Airport Noise Rivals Speak Up National Plan To Cut Air Noise Considered

October 05, 1990|By Peter Hermann | Peter Hermann,Staff writer

WASHINGTON - Local residents who want quieter airplanes flying in and out of BWI got a chance to complain to a national audience yesterday, when they testified before a congressional committee trying to draft legislation for a noise abatement plan.

From Queens, N.Y., to Orange County, Calif., to Linthicum and Severna Park, they came to tell the House Subcommittee on Aviation of problems ranging from litigation to noise-abatement agreements to dealing with the Federal Aviation Administration.

What the committee heard was that people all over the country are bothered by airport noise. "They see that it is a universal problem," said County Councilman Theodore Sophocleus, a candidate for County Executive. "A national plan is the only way to go."

Subcommittee Chairman James L. Oberstar, D-Minnesota, said he wants to draft national noise-abatement legislation within two years. "We have begun the national dialogue," he said.

"People just do not know where to turn for help," U.S. Representative Tom McMillen, D-4th, said during testimony. "As it currently stands, they have to take the airport's assurances that noise abatement measures are effective or they can go to the FAA, whose main mission is to fly planes, not abate noise."

Most people testifying at the hearing on Capitol Hill called for a deadline for phasing in Stage 3 airplanes, which are the only type of aircraft now being built. Older model Stage 2 airplanes, which make up the bulk of the U.S. fleet, are far noisier.

"Pursuit of noise mitigation should not degenerate into a local race for Stage 3 aircraft," Ken Pippin, vice president of the BWI Neighbors Committee, said in calling for a national deadline for such a phase-in. He and others said that if airports mandate Stage 3 airplanes on a piece-meal basis, it will force more Stage 2 planes on other airports.

Committee members said they may require the Environmental Protection Agency to conduct full environmental impact studies whenever an airport or the FAA wants to change a take-off or landing route.

The FAA recently allowed BWI to change a takeoff route, sending some westbound jet aircraft over Elmhurst for the first time. The airport said the change results in less noise for people living in Glen Burnie, but residents complain the airport is spreading noise around to people who never were affected before.

Currently, EIS reports -- which mandate a public hearing -- are only required for major expansion or construction projects.

"Changing a flight track is many months in the making," Congressman Oberstar said. "They do not happen overnight. There is no reason that the process can't be subject to another level of review by the public."

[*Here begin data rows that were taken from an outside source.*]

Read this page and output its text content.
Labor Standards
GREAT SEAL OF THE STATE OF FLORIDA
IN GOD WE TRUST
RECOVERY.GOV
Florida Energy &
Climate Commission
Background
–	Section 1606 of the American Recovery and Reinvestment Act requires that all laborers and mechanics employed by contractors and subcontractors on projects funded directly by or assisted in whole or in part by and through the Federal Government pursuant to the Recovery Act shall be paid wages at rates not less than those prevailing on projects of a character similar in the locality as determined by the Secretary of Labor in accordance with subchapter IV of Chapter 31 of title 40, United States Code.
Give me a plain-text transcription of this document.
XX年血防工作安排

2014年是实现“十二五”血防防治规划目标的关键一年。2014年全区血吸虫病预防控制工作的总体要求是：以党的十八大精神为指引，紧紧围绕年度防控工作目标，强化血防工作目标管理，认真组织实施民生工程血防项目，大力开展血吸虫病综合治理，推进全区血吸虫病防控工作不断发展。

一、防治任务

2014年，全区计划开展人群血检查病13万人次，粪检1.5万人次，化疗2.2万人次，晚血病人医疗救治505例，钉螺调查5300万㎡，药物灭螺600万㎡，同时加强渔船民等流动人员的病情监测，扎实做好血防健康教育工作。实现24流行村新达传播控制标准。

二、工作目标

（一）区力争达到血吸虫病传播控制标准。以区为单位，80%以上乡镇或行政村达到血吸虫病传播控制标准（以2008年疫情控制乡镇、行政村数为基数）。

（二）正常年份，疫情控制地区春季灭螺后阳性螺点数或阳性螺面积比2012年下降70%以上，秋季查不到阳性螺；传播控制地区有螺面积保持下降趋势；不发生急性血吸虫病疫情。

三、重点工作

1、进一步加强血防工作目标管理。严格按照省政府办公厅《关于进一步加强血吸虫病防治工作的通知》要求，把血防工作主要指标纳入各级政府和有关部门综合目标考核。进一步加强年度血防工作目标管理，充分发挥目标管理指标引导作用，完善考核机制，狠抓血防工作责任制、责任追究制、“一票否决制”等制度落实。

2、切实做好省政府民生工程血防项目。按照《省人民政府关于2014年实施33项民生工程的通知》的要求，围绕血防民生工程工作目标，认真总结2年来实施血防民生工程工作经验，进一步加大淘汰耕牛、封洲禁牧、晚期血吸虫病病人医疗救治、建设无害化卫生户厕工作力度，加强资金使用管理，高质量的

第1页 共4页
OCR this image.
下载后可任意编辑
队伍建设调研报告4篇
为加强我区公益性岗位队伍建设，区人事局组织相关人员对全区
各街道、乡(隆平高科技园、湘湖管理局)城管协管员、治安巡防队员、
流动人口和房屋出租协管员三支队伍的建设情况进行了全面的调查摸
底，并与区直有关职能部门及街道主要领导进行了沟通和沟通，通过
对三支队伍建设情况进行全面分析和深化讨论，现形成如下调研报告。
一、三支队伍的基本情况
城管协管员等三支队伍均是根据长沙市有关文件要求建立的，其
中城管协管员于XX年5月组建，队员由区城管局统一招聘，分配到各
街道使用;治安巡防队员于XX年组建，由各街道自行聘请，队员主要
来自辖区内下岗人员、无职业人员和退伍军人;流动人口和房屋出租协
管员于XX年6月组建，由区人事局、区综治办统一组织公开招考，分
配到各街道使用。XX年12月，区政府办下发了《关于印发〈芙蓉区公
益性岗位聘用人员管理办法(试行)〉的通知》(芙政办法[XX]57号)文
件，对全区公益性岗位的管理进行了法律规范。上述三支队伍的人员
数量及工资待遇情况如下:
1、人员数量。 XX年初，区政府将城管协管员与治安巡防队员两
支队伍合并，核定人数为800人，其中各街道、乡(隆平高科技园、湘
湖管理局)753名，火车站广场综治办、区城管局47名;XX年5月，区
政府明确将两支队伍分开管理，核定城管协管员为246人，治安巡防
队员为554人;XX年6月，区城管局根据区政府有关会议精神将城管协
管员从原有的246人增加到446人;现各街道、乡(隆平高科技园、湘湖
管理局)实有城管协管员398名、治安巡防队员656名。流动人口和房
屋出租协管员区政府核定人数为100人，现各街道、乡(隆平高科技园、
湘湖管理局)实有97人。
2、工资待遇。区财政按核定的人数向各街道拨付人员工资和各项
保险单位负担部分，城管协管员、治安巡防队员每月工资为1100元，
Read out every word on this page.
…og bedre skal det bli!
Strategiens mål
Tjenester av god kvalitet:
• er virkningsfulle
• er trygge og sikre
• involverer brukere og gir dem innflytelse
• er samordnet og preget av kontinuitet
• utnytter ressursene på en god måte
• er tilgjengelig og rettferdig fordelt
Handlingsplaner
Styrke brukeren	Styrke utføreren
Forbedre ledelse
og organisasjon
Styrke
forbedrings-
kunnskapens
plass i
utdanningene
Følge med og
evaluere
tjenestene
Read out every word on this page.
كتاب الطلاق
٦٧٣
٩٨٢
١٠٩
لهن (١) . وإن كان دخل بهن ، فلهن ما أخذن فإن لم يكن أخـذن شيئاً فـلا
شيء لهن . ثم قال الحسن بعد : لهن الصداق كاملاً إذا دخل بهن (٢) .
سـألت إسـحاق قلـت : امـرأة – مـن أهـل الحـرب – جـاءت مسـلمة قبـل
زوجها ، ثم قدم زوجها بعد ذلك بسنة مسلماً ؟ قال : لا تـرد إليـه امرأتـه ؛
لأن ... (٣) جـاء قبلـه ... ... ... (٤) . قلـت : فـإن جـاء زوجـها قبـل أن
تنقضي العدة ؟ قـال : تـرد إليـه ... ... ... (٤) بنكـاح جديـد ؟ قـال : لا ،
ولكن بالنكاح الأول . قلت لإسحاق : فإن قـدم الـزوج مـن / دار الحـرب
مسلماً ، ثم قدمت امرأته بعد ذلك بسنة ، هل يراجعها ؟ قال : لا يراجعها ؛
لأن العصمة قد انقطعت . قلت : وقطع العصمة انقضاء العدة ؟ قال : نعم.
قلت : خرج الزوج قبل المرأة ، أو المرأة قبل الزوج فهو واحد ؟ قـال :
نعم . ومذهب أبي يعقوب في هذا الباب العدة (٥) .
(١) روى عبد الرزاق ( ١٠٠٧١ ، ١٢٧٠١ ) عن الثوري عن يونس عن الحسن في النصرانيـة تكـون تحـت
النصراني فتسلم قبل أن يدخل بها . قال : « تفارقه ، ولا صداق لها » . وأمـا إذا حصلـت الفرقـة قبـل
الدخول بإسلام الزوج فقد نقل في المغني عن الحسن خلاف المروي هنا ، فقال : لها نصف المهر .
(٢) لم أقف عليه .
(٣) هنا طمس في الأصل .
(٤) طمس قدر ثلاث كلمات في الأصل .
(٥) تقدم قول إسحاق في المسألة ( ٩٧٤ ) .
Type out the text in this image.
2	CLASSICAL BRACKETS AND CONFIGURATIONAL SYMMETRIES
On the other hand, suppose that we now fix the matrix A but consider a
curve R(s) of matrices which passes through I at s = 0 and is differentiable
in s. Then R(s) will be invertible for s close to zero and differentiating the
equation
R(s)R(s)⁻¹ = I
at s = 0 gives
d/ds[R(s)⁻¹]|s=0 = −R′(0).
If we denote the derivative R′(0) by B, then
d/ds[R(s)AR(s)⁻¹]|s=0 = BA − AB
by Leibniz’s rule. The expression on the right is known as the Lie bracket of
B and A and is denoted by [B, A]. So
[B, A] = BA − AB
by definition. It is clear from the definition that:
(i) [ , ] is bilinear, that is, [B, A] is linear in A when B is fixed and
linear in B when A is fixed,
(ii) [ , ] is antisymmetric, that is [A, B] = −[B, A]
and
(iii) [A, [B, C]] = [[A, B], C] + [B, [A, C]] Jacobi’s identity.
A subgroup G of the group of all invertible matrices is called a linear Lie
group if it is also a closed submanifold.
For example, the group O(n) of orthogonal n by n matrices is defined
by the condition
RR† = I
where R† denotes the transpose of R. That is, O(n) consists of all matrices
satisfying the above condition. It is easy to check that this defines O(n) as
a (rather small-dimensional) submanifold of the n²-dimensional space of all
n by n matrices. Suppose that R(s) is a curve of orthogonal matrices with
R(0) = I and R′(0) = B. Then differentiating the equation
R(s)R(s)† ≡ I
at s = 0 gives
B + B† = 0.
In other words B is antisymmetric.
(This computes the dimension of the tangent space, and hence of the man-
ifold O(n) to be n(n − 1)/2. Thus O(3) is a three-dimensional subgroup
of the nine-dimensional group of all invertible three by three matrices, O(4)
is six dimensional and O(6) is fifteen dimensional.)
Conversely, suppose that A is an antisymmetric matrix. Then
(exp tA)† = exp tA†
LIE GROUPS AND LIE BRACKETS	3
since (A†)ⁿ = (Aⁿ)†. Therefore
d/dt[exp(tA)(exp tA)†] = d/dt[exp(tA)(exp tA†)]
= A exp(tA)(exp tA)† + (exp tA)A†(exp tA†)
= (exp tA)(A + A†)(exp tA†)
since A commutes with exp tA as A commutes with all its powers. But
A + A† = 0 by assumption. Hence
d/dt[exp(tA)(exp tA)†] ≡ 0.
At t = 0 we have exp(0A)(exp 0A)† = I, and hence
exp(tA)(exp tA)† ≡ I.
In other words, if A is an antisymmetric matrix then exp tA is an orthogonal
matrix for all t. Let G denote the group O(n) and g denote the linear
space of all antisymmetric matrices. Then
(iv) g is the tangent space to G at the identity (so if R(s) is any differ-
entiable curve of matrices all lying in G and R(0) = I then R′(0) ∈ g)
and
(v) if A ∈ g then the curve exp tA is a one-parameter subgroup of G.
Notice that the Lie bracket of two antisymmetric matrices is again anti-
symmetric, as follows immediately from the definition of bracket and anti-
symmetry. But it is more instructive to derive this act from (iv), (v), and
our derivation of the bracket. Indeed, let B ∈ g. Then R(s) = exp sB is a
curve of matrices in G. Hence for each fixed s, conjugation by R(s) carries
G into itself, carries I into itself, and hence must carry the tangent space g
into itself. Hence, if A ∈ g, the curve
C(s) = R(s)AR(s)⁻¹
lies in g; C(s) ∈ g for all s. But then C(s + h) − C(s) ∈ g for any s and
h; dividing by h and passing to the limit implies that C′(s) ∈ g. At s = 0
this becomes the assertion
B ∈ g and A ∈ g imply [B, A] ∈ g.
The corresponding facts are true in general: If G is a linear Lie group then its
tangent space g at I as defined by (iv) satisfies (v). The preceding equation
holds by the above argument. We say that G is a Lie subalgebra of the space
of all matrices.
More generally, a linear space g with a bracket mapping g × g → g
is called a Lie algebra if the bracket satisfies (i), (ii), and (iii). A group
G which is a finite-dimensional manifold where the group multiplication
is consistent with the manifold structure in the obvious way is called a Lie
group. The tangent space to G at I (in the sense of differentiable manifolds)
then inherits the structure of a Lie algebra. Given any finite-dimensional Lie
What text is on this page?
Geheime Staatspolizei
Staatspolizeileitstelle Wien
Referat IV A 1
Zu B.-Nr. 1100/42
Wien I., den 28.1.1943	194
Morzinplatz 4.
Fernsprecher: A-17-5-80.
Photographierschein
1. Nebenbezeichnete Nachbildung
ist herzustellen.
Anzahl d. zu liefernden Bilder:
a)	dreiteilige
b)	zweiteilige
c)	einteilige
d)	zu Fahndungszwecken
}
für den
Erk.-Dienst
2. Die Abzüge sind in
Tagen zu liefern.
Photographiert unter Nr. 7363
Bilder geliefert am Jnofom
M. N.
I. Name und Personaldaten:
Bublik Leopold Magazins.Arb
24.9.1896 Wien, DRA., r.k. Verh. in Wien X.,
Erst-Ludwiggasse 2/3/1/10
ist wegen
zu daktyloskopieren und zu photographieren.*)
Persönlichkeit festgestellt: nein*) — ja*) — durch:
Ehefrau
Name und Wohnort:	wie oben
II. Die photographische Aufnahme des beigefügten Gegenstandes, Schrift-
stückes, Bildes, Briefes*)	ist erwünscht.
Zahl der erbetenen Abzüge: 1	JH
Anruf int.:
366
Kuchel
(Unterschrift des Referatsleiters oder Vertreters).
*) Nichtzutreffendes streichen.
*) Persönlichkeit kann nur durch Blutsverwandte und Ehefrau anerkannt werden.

McMillen also proposed an ombudsman to handle outside evaluation of noise complaints.

He and others who testified said individual airports are insensitive to their neighbors and that the FAA is only mandated to promote commerce with regard to safety.

"The FAA has never been to a single airport to evaluate noise-abatement measures," McMillen said. "I am incredulous to this fact."

Not everyone was in full support of a national noise abatement plan, however. Jan Mittermeier, airport manager for John Wayne Airport in Orange County, said she is worried that legislation will overrule local agreements.

John Wayne is about half the size of BWI and has few jet flights, all national, using the airport. It also only accepts Stage 3 aircraft, which is part of an agreement with local residents.

"The new policy should grandfather in these existing contracts," Mittermeier said, "so we have protection against more and more stringent requirements."

Dennis Stevens, president of the Airport Coordinating Team, a 300-member BWI watchdog group, also said he has reservations about a national policy, especially if that will include a federal review board -- as has been mentioned as a possibility.

"The communities around BWI have had a hard-enough time attempting to get state officials to implement meaningful noise abatement," he said. "We don't need the added burden of having to deal with a federal board and possibly the federal courts."